The Supreme Court of Pennsylvania in an opinion by Justice Roberts carefully reviewed the factual situation and denied a petition for a writ of habeas corpus. See Barnosky v. Maroney, 414 Pa. 161, 199 A.2d 424, (1964). The Court held that petitioner who was represented by counsel at the time of plea and sentence, '* * * indicated his awareness of the nature of his crime and of the consequences of his plea and the proceedings before the court.'
In the application filed pro se petitioner has cited a number of decisions of the Federal Courts. Most of them, however, relate to lack of due process based upon alleged involuntary confessions or are decisions relating to the right to counsel. It is to be observed that this is not a case of a confession being used against petitioner, as he was convicted on his plea. He was represented by two lawyers at the time the plea was entered. Before the State Court and in the instant petition the applicant does not state that he was unaware of the consequences of his plea of guilty.

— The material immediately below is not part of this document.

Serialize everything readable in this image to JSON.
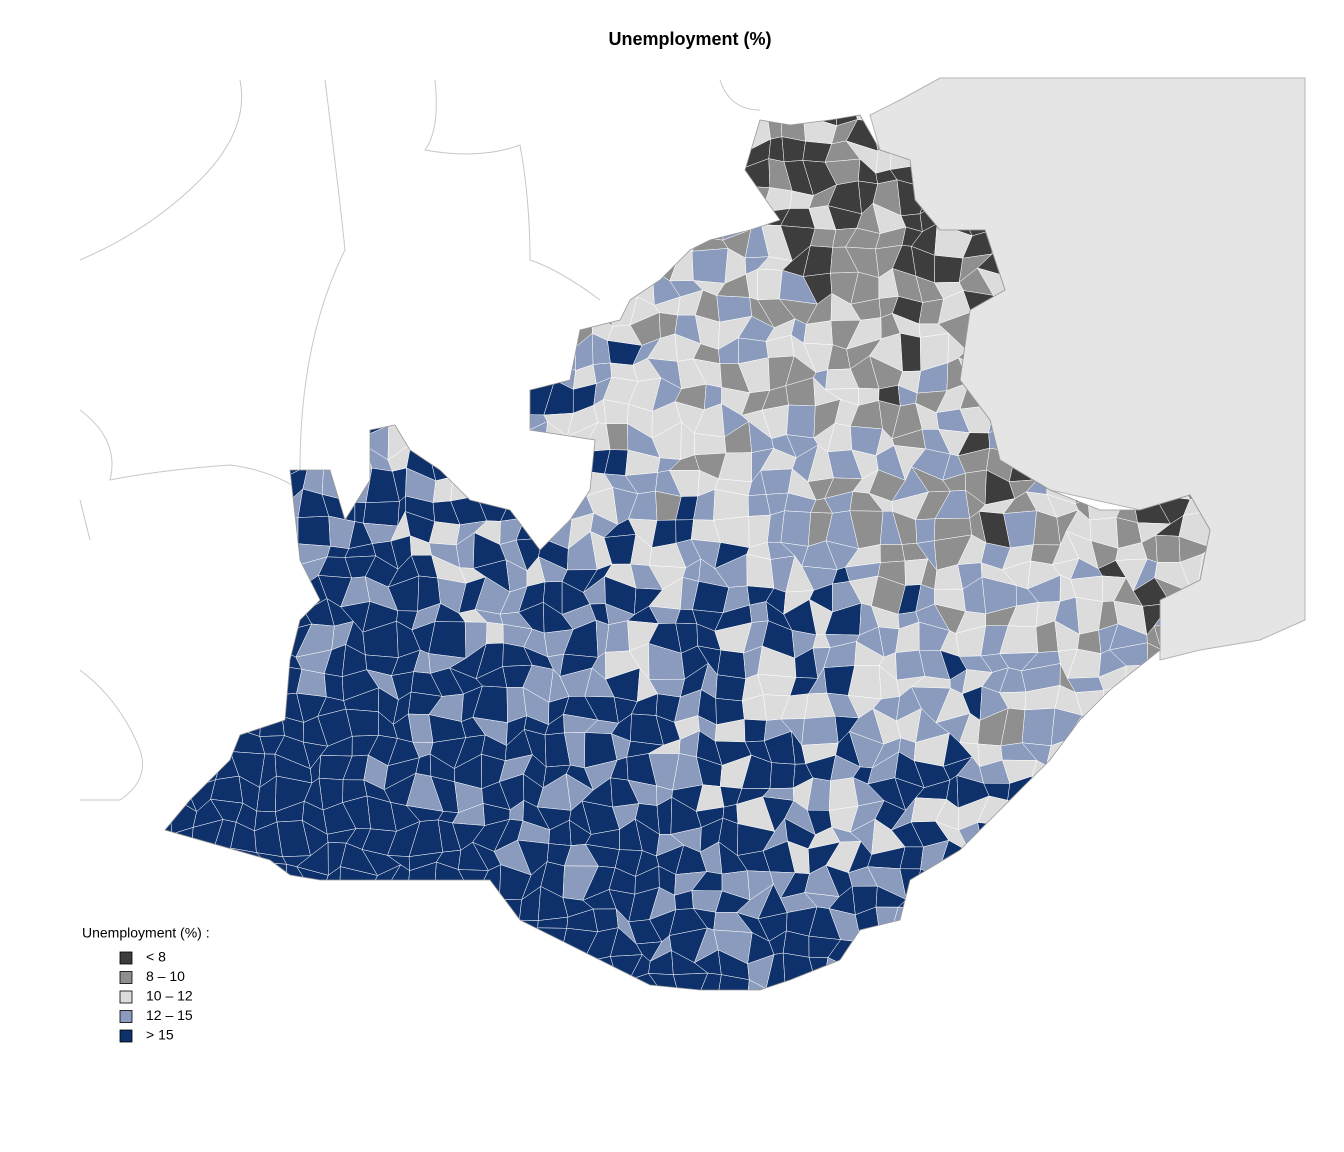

He proceeds on his allegation which is posed in the form of an interrogatory. He states the question raised, 'Was petitioner not over reached by the Commonwealth of Pennsylvania, and denied Due Process * * * when he was called upon to enter a plea of Guilty, and the court did not satisfy itself whether or not the plea was voluntary or intelligently entered * * *?' It is apparent that petitioner seeks to take advantage of the failure of a State Court record to show the colloquy between the Court and defendant and his counsel at the time the plea was taken. In a nutshell, the complaint here is that the State Court record fails to show that the trial court advised defendant of his constitutional rights before the plea was entered. But Justice Roberts of the Supreme Court of Pennsylvania has covered the point in his opinion. Before petitioner was sentenced he was advised by the Court of the written basis of its finding of murder in the first degree. He had an opportunity to speak to the Court and did so before sentence was pronounced. At that time he knew he had been convicted of murder in the first degree, and he then and there admitted remorse as his only response to the Court's suggestion that he could speak in his own behalf.
The Supreme Court of Pennsylvania has shown that petitioner was not prejudiced by the proceedings before the trial court, and this Court agrees. It should be pointed out that as directed in Townsend v. Sain, 372 U.S. 293, 83 S. Ct. 745, 9 L. Ed. 2d 770 (1963), the relevant facts have been found by the State Courts, and there is no need of an evidentiary hearing. Under Rule 11 of the Federal Rules of Criminal Procedure, a plea may not be accepted in a Federal Court without the Court first determining that the plea is made voluntarily and with an understanding of the nature of the charge. It seems apparent in the instant case that the petitioner at the trial court level understood the nature of the charge against him and that he voluntarily entered his plea. Rule 11 prescribes the federal standard. It is evident in this case that the state met that standard that is equivalent to due process under the Fourteenth Amendment, and the petition must be and is denied.